7. A heat exchanger according to claim 6, wherein aligned pairs of apertures are separately arranged to receive a heat pipe.
8. A heat exchanger according to any preceding claim, wherein the heat pipes are separately arranged to sealing couple with each partition using a sealing assembly.
9. A heat exchanger according to claim 8, wherein the sealing assembly comprises a sleeve which is arranged to extend over the portion of the heat pipes which extends between the first and second chamber.
10. A heat exchanger according to claim 8 or 9, wherein each sleeve of the assembly comprises an externally threaded portion which is arranged to detachably couple within an internally threaded portion disposed within an aperture of the first partition.
11. A heat exchanger according to claim 10 as appended to claim 7, wherein the sealing assembly further comprises an externally threaded collar which is arranged to extend over the sleeve and detachably coupled with an internally threaded portion disposed within the corresponding aligned aperture in the second partition.
12. A heat exchanger according to claim 9, wherein the sleeve is rigidly coupled to the respective heat pipe.
13. A heat exchanger for exchanging heat between a first fluid flow and a second fluid flow, the exchanger comprising a first heat exchanging chamber, a second heat exchanging chamber and an array of heat pipes which are arranged to extend from within the first heat exchanging chamber to within the second heat exchanging chamber to transfer heat between the first and second chambers; the first heat exchanging chamber comprising an inlet for receiving the first fluid into the chamber and an outlet through which the first fluid can exit the first chamber, the exchanger further comprising diffusing means for reducing a rate of flow of the first fluid across the portion of the heat pipes within the first chamber and for deflecting the first fluid flow across the array of heat pipes within the first chamber, in passing between the inlet and the outlet of the first chamber.
14. A heat exchanger according to claim 13, wherein the diffusing means is disposed between the inlet to the first chamber and the array of heat pipes within the first chamber.
15. A heat exchanger according to claim 13 or 14, wherein the diffusing means comprises a perforated plate.

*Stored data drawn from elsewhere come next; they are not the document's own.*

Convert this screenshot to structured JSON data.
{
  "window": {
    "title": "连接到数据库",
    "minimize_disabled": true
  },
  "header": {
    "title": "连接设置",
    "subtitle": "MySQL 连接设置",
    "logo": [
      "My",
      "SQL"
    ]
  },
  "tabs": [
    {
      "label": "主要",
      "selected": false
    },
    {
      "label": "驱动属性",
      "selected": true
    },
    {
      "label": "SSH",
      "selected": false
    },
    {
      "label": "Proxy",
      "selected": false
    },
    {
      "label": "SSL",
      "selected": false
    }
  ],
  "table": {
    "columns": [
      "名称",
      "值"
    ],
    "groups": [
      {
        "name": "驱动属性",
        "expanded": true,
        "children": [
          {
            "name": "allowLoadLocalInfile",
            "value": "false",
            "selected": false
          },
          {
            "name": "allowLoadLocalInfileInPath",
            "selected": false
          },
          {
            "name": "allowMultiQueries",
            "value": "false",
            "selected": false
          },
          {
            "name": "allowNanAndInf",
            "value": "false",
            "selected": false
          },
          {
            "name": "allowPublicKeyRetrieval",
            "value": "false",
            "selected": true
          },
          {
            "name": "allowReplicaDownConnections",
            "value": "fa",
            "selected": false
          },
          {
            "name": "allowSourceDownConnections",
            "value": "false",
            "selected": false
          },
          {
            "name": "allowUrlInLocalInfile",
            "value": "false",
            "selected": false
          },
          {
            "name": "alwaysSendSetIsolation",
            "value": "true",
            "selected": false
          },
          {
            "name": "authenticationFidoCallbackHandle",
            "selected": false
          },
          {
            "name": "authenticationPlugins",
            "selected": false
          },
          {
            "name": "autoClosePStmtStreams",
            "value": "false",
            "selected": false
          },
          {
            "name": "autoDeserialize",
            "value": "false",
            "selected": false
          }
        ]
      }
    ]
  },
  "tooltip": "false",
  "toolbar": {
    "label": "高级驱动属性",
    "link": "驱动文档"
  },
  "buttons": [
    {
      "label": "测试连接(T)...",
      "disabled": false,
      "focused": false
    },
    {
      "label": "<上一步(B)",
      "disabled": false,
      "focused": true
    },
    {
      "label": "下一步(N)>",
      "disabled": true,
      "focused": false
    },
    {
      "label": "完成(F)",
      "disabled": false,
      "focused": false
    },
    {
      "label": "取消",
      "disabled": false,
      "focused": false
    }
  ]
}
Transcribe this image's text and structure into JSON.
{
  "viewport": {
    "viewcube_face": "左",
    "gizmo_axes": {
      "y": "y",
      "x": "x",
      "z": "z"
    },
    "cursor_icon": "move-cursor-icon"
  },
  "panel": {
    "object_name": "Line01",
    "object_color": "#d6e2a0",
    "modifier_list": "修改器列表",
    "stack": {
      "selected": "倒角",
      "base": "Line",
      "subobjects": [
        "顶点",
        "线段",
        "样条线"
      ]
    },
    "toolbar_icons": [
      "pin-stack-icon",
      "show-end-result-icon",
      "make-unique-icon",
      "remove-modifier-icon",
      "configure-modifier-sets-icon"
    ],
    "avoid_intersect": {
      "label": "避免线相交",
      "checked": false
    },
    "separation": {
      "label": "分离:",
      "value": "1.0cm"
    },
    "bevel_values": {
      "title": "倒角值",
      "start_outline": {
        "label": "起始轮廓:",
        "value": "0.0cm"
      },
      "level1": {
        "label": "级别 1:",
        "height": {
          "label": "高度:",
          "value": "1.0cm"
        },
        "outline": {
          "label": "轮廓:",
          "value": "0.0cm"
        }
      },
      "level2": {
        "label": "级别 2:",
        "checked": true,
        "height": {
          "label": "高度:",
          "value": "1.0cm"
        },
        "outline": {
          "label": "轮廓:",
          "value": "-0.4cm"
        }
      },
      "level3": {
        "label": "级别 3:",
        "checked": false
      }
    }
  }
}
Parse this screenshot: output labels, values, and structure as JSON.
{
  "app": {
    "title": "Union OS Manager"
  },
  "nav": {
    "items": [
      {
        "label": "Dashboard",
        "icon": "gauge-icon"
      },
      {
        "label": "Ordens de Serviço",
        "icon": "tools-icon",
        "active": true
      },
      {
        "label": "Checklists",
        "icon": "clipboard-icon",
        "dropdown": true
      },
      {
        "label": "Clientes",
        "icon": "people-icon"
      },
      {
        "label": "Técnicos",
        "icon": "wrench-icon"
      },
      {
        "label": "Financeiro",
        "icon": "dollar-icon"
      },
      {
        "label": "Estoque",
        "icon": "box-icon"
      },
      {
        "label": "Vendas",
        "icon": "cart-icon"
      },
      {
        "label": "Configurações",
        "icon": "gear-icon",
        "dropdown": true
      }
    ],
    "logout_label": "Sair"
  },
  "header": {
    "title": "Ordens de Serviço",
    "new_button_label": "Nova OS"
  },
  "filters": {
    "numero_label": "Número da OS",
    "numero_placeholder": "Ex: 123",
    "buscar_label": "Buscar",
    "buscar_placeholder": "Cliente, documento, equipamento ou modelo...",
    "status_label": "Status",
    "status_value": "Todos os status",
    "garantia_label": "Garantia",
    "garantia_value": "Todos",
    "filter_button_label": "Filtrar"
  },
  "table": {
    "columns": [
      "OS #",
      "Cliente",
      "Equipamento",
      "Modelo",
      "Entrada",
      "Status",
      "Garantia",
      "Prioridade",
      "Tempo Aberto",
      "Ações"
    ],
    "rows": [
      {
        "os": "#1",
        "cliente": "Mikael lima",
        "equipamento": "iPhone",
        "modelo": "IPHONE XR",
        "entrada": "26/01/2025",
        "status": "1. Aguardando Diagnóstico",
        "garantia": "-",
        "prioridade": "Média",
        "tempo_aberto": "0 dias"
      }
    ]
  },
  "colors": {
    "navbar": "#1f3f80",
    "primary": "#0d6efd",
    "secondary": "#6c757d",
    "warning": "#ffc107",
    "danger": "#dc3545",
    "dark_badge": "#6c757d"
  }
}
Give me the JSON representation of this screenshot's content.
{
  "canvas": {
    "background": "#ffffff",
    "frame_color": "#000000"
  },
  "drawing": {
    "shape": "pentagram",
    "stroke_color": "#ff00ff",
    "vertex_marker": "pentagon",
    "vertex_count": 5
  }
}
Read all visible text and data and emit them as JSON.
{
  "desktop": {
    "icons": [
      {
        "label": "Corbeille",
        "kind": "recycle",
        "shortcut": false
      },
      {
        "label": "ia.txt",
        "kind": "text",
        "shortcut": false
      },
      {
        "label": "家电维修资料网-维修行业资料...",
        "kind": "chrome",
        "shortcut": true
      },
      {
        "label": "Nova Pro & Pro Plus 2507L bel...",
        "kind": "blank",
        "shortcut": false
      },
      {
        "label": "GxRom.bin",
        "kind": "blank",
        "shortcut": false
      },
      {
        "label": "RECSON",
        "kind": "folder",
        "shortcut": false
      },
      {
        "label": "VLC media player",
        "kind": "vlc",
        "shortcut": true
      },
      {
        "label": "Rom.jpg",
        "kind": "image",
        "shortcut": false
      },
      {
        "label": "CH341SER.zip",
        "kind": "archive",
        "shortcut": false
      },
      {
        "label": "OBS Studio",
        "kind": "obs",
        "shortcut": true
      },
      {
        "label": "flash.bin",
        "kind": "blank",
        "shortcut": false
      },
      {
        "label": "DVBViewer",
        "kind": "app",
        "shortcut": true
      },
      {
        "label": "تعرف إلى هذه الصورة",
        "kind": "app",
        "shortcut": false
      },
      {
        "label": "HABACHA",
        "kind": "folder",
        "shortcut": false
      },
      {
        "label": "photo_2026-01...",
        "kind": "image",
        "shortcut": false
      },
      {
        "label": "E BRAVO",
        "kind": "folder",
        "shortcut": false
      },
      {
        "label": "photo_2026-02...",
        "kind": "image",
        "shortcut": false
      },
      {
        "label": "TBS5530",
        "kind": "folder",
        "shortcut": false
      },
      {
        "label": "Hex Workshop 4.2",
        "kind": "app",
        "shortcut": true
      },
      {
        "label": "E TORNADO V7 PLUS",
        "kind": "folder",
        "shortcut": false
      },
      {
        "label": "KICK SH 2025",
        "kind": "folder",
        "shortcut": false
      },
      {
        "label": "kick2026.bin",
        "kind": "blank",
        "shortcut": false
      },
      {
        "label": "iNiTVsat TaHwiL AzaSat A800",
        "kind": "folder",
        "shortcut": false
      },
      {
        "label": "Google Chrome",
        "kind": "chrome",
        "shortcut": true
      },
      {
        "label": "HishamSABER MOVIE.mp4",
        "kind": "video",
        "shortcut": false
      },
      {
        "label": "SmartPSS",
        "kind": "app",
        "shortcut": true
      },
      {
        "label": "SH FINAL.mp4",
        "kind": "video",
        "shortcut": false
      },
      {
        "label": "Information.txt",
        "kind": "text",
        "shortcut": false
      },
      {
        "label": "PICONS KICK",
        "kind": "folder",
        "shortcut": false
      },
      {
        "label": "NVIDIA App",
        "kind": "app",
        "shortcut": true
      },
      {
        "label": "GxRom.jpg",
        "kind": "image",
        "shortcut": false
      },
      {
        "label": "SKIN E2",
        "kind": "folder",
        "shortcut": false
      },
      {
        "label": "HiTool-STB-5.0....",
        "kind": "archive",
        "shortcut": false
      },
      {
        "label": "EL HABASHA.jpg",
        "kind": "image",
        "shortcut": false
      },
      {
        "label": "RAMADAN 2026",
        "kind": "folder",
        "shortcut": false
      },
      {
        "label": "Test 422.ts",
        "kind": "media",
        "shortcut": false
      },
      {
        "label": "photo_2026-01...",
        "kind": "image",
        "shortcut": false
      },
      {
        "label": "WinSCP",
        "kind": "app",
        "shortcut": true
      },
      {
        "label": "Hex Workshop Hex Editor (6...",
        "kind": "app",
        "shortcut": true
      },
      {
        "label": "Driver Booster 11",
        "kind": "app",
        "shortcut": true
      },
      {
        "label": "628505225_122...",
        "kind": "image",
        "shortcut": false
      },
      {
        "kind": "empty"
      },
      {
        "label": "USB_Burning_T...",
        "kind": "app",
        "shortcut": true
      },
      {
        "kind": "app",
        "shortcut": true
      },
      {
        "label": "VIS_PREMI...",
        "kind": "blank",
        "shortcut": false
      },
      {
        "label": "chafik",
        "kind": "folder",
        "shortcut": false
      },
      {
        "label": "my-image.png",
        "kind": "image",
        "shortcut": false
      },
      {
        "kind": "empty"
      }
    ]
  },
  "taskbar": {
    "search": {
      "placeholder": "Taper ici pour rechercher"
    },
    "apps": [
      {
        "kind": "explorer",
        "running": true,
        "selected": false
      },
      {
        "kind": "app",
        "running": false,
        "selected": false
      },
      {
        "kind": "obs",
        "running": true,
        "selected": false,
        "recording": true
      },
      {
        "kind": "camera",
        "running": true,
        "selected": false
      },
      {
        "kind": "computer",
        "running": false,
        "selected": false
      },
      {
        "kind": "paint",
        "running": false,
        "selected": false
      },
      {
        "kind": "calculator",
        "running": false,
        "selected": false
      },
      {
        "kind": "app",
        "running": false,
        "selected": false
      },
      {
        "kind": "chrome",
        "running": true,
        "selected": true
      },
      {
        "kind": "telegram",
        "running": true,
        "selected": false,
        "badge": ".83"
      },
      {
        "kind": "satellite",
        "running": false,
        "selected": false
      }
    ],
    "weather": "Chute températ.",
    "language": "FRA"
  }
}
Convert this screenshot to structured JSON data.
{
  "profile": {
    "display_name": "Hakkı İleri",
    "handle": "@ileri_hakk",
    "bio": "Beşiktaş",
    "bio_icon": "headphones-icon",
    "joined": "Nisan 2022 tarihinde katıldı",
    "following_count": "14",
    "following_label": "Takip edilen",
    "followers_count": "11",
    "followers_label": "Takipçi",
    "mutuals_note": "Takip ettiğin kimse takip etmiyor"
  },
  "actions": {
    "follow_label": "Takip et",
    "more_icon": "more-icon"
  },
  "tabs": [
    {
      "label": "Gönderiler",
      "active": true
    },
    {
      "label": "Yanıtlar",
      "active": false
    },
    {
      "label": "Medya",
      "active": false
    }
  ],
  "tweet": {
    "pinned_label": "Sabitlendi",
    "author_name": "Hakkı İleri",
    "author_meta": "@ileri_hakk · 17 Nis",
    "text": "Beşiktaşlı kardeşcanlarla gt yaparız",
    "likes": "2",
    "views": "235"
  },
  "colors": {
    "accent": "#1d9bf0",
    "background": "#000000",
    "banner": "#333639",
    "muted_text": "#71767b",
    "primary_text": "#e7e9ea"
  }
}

16. A heat exchanger for exchanging heat between a first and second fluid, the exchanger comprising a first heat exchanging chamber, a second heat exchanging chamber and an array of heat pipes which are arranged to extend from within the first heat exchanging chamber to within the second heat exchanging chamber to transfer heat between the first and second chambers; the first heat exchanging chamber being arranged to pass a first fluid over the portion of the heat pipes which extend within the first chamber; the second heat exchanging chamber being arranged to pass a second fluid over the portion of the heat pipes which extend within the second chamber; wherein, the array of heat pipes comprises a first sub-array and a second sub-array which are separately arranged to extend through a first and second partition respectively, the first and second partitions being arranged to separate the first and second chambers to minimise any communication of fluid between the first and second chamber.
17. A heat exchanger according to claim 16, wherein the first and second sub-arrays are centered at separated positions across the heat exchanger.
18. A heat exchanger according to claim 17, wherein the first and second partition are arranged to extend in substantially the same plane.
19. A heat exchanger according to any of claims 16 to 18, further comprising a vane disposed within the first chamber for splitting the flow of fluid across each sub-array within the first chamber.
20. A heat exchanger according to claim 19, wherein the vane is arranged to extend between an upper and lower wall of the first chamber, substantially perpendicular to the first and second partitions.